日本はトランプに「ノー」と言えるか? 高市政権の驕りと対米追従への懸念
3月3日の衆院予算委員会にて、高市首相は国民民主党議員の質問に対し、「壁を取っ払うのがお好きな御党に巻き込まれながら」と答弁した。相手の立場からすれば、いささか棘のある発言である。

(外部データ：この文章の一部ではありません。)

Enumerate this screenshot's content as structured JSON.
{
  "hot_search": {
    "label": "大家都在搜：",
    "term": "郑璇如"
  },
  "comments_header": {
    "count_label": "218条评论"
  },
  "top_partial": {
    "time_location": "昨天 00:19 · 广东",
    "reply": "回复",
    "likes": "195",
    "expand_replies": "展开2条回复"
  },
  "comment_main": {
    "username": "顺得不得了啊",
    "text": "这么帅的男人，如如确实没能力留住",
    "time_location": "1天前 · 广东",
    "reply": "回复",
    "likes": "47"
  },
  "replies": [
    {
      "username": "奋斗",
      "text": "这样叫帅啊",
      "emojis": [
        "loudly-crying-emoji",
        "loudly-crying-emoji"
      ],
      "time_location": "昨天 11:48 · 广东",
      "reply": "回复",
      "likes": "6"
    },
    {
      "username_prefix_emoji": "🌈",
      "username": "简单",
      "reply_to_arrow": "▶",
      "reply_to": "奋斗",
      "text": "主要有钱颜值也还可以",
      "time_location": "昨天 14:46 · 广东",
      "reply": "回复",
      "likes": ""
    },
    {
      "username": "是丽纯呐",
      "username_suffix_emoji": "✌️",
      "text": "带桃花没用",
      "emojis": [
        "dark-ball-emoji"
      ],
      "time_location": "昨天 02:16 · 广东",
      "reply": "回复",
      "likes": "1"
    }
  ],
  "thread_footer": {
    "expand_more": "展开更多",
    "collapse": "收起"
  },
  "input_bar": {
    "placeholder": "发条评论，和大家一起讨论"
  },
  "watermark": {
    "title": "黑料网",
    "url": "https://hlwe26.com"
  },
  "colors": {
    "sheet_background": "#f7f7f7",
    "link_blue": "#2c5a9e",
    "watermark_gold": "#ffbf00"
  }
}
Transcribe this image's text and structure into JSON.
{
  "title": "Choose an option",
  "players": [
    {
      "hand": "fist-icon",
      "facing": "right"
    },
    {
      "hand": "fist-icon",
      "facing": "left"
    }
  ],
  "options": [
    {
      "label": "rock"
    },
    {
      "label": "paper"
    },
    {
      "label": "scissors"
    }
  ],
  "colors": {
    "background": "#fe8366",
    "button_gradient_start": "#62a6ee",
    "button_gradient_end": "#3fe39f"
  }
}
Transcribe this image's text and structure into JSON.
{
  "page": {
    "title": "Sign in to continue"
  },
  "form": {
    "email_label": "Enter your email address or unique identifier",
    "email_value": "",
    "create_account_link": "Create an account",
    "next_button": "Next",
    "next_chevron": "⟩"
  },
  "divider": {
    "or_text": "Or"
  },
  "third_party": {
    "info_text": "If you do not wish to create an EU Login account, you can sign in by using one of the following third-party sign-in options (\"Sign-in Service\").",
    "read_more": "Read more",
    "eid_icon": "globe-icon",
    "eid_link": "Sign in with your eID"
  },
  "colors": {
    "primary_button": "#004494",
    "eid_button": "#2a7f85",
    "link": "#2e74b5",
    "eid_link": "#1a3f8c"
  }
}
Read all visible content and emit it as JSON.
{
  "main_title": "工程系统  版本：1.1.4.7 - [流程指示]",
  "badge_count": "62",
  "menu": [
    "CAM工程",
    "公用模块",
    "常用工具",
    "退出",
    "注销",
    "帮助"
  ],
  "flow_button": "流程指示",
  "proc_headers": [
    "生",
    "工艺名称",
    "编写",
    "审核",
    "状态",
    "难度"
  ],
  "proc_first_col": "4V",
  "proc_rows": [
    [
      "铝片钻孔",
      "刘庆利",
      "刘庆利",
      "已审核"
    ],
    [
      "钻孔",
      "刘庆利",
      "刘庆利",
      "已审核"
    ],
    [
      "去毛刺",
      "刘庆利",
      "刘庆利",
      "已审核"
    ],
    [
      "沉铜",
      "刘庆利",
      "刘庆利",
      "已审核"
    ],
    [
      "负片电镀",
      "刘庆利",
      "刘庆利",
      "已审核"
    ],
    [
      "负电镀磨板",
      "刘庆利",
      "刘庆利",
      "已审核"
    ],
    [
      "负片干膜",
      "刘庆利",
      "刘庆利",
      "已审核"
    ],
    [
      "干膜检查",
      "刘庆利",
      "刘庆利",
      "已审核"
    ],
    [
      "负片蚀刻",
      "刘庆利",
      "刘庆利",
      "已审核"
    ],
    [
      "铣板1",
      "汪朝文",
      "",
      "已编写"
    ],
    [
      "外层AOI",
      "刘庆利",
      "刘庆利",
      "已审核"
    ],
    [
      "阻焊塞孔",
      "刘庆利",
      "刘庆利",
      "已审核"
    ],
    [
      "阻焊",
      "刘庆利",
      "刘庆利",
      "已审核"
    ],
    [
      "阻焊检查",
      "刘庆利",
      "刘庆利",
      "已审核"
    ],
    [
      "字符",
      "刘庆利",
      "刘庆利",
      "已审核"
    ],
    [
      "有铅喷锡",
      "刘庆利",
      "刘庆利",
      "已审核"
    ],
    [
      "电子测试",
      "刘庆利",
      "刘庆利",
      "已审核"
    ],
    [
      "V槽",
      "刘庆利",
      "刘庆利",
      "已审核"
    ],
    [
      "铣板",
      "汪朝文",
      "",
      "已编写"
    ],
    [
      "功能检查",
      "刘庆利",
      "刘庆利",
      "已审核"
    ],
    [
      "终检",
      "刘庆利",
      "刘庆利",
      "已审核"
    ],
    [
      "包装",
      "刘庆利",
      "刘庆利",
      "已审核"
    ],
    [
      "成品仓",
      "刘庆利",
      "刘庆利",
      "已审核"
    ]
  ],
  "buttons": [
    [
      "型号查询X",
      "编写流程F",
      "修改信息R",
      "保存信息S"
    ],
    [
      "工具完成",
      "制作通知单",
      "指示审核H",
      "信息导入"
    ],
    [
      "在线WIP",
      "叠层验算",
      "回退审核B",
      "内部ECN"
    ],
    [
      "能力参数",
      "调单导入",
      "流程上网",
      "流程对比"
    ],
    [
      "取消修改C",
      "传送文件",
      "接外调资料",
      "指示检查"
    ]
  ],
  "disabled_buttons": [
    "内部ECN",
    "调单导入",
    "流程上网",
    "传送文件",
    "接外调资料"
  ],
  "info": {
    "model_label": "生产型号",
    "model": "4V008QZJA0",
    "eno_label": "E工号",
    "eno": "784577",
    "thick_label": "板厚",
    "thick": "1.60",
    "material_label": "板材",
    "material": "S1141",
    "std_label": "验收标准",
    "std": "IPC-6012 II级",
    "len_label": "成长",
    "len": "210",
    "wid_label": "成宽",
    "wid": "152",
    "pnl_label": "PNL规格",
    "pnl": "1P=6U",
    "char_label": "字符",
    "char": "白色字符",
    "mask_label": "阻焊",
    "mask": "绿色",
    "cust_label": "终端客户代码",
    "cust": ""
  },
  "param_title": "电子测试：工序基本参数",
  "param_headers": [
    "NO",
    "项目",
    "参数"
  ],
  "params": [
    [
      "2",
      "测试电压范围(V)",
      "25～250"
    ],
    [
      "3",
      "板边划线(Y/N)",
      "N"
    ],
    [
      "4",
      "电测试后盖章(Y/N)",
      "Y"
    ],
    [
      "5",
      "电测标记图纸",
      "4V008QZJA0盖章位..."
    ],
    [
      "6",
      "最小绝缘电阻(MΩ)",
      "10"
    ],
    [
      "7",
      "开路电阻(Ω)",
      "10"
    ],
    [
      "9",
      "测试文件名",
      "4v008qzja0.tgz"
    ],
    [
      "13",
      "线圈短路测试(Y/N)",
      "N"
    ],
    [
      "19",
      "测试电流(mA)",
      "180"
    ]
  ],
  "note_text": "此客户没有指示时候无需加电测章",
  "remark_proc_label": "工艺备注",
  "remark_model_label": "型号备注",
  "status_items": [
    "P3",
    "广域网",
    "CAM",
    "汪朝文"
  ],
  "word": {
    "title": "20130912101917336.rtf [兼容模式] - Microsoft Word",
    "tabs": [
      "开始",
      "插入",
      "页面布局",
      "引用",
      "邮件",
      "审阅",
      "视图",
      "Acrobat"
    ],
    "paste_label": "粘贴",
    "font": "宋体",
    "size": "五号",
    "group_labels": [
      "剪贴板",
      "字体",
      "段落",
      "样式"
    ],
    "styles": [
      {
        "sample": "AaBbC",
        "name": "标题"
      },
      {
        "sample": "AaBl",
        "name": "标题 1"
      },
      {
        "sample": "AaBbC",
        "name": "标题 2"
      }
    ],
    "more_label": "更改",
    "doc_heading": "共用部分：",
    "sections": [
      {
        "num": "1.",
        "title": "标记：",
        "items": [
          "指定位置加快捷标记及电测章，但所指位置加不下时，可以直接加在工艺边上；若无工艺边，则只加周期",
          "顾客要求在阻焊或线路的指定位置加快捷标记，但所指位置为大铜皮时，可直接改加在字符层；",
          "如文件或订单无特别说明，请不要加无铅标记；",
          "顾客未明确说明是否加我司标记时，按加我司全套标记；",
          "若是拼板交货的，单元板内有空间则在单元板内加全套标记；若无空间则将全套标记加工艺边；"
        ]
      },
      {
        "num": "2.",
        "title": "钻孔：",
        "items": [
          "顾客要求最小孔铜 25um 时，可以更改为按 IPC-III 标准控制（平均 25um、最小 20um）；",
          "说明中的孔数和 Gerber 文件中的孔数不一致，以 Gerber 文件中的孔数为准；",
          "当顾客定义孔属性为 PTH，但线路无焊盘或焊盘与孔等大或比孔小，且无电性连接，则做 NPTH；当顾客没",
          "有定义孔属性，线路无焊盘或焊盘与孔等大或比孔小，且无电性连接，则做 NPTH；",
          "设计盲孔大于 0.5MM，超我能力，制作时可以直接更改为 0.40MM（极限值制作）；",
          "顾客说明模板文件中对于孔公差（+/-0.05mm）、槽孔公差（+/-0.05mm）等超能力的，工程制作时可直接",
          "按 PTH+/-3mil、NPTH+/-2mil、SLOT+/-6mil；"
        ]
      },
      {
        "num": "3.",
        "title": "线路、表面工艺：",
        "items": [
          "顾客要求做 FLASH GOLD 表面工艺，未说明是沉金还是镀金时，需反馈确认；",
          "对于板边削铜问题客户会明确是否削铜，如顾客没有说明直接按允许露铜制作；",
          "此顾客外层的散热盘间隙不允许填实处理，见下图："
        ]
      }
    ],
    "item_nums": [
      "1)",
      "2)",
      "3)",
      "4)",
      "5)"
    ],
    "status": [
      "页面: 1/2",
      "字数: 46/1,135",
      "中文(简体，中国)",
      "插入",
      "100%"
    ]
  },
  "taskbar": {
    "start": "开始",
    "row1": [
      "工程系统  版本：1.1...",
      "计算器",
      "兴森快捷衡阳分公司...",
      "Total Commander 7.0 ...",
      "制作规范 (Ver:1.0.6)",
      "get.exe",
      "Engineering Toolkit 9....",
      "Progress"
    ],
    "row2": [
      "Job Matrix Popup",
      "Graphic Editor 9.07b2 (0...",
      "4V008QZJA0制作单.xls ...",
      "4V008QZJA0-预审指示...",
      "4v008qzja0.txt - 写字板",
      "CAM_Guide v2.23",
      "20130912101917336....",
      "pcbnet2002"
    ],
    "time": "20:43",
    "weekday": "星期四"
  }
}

少数与党であった時は連立政権を模索し、玉木代表の政策方針に寄り添う姿勢を見せていたが、与党の歴史的圧勝によってその必要性がなくなった。
従って、高市首相の答弁は案外本音が漏れたのではないか。
また、衆院予算委員会では、数の力を利用して、強引な審議短縮が行われている。
イランへの攻撃に関しては、日本はアメリカを非難せずイランを非難している。受け取り方によっては、トランプを全面支持しているようにも見える。
また、「日本列島を、強く豊かに」という高市首相のスローガンは、トランプの自国第一主義的な姿勢に近い。これらのことから、今後、日本がアメリカに追従するのではないかと心配になってくる。
スペインのサンチェス首相は一方的な軍事行動に反対し、米軍による国内基地の使用を拒否した。これに対し、トランプは「スペインとの全貿易を断ち切る」と恫喝した。また、1月のダボス会議では、カナダのカーニー首相が「強者はしたいことをして、弱者はそれに耐え忍ぶという論理は間違っている」とはっきりと述べていた。
日本が国益を優先し、トランプとの関係を良好に保とうと努力するのは理解できるが、時には他国と協力し、トランプに対して「ノー」を突き付ける毅然とした態度も必要だと思う。